Bester Börsengang 2018», «10-mal besser als Facebook», «im Branchenvergleich massiv unterbewertet». In dieser Art trommelte die Anlagewebsite Aktiencheck.de nach dem Börsengang fast täglich für die Aktie der Social-Media-Plattform A Small World (ASW). Die aggressiven Kaufempfehlungen waren keine schnell geschriebenen Stücke, sondern 40 000 Zeichen umfassende, detaillierte Aktienbesprechungen mit Infografiken und Bildern – etwa von ASW-Grossaktionär Patrick Liotard-Vogt.

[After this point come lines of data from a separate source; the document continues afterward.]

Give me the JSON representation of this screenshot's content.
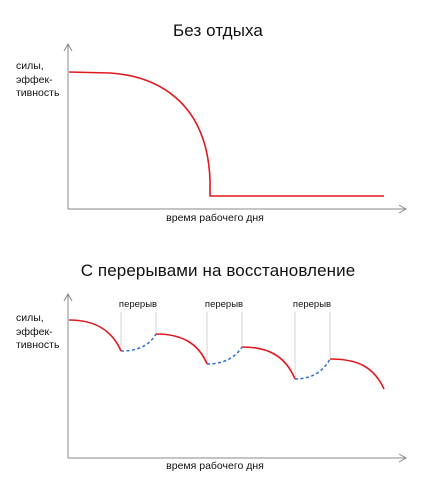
{
  "panels": [
    {
      "title": "Без отдыха",
      "ylabel": [
        "силы,",
        "эффек-",
        "тивность"
      ],
      "xlabel": "время рабочего дня"
    },
    {
      "title": "С перерывами на восстановление",
      "ylabel": [
        "силы,",
        "эффек-",
        "тивность"
      ],
      "xlabel": "время рабочего дня",
      "break_label": "перерыв",
      "breaks": [
        "перерыв",
        "перерыв",
        "перерыв"
      ]
    }
  ],
  "colors": {
    "work_curve": "#e0191f",
    "break_curve": "#2d6fd2",
    "axis": "#888888",
    "guide": "#cccccc"
  }
}
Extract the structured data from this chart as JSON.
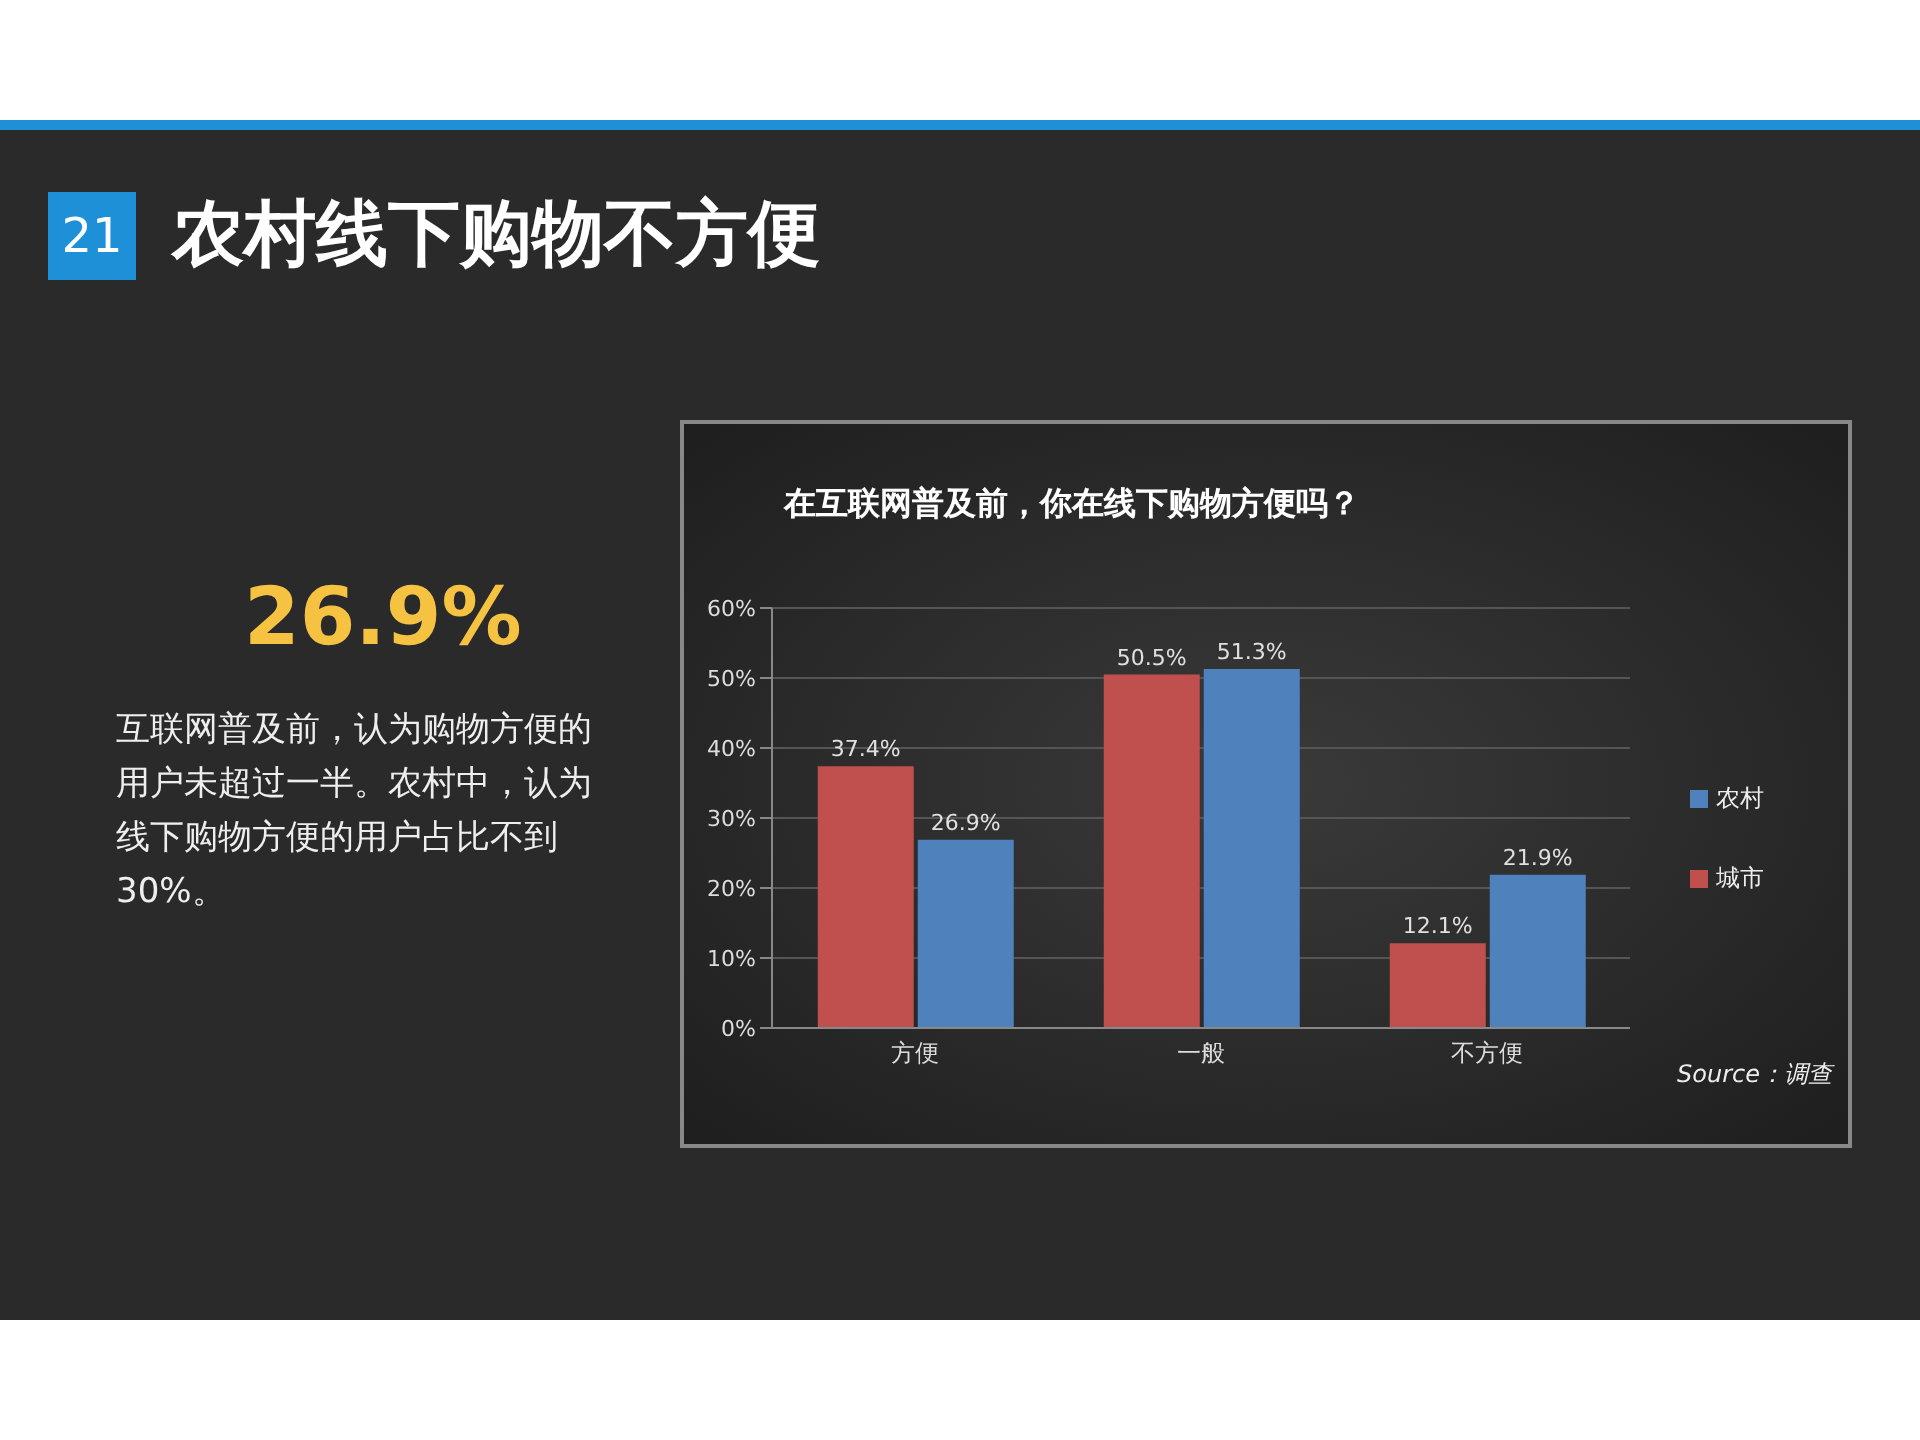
{
  "chart_data": {
    "type": "bar",
    "title": "在互联网普及前，你在线下购物方便吗？",
    "categories": [
      "方便",
      "一般",
      "不方便"
    ],
    "series": [
      {
        "name": "城市",
        "color": "#c0504d",
        "values": [
          37.4,
          50.5,
          12.1
        ],
        "value_labels": [
          "37.4%",
          "50.5%",
          "12.1%"
        ]
      },
      {
        "name": "农村",
        "color": "#4f81bd",
        "values": [
          26.9,
          51.3,
          21.9
        ],
        "value_labels": [
          "26.9%",
          "51.3%",
          "21.9%"
        ]
      }
    ],
    "ylim": [
      0,
      60
    ],
    "yticks": [
      {
        "value": 0,
        "label": "0%"
      },
      {
        "value": 10,
        "label": "10%"
      },
      {
        "value": 20,
        "label": "20%"
      },
      {
        "value": 30,
        "label": "30%"
      },
      {
        "value": 40,
        "label": "40%"
      },
      {
        "value": 50,
        "label": "50%"
      },
      {
        "value": 60,
        "label": "60%"
      }
    ],
    "grid": "y",
    "legend": "right",
    "annotations": [
      "21",
      "农村线下购物不方便",
      "26.9%",
      "互联网普及前，认为购物方便的用户未超过一半。农村中，认为线下购物方便的用户占比不到30%。",
      "Source：调查"
    ]
  }
}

Bestehende Interessenkonflikte
Dass solche Euphorie bei der nicht nur an der Schweizer, sondern seit dem 21. März auch an deutschen Börsen kotierten ASW fehl am Platz ist, hat die deutsche Bundesanstalt für Finanzdienstleistungsaufsicht (BaFin) offenbar erkannt und eine Untersuchung wegen des Verdachts der Marktmanipulation eingeleitet. Laut der BaFin-Pressesprecherin Anja Schuchhardt hat die Behörde «Anhaltspunkte dafür, dass im Rahmen von Kaufempfehlungen unrichtige oder irreführende Angaben gemacht und/oder bestehende Interessenkonflikte pflichtwidrig verschwiegen wurden».
In live gestellten Studien weist das Aktienportal auf solche Interessenkonflikte hin. So wurde Aktiencheck.de «von einem Aktionär der A Small World AG mit der Erstellung der redaktionellen Beiträge beauftragt». Man gibt sogar «zu bedenken, dass der Auftraggeber der Studie in naher Zukunft beabsichtigt, sich von eigenen Aktienbeständen in der A Small World AG zu trennen, und damit von steigenden Kursen der Aktie profitieren wird».
Bemüht um Schadensbegrenzung
ASW bemüht sich um Schadensbegrenzung. Sie distanziert sich «in jeder Form von jeglicher Art von möglicher Kursbeeinflussung». ASW habe weder Geschäftskontakte, noch gebe es eine Geschäftsbeziehung in irgendeiner Form zu Akteuren, die eine Kursbeeinflussung herbeiführen möchten.
Nach der Warnung durch die BaFin stellten die deutschen Börsen den Handel mit ASW-Papieren wie üblich freiwillig ein. «Die Aktie ist weiterhin ausgesetzt, da der ordnungsgemässe Börsenhandel nicht gewährleistet ist», sagt Patrick Kalbhenn, Pressesprecher der Frankfurter Börse.
SIX gibt sich unbeeindruckt
An der SIX Swiss Exchange laufen die Aktiengeschäfte ungehindert weiter. Hierzulande ist die SIX Exchange Regulation im Rahmen der Selbstregulierung für die direkte Marktaufsicht zuständig. «Wenn wir Unregelmässigkeiten feststellen oder Kenntnis von solchen haben, werden diese analysiert», sagt SIX-Sprecher Julian Chan. Gebe es einen Verdacht auf Marktmanipulation, werde dieser der Finma und der Bundesanwaltschaft angezeigt. Ein Austausch mit der Deutschen Börse finde, falls nötig, über den Regulator statt.
Zu Einzelfällen äussert man sich in der Schweiz erst nach Abschluss der Verfahren. Anleger dürfen also weiter handeln. Praktischerweise hat Aktiencheck.de die aggressiven Kursziele auch gleich in Schweizer Franken erstellt.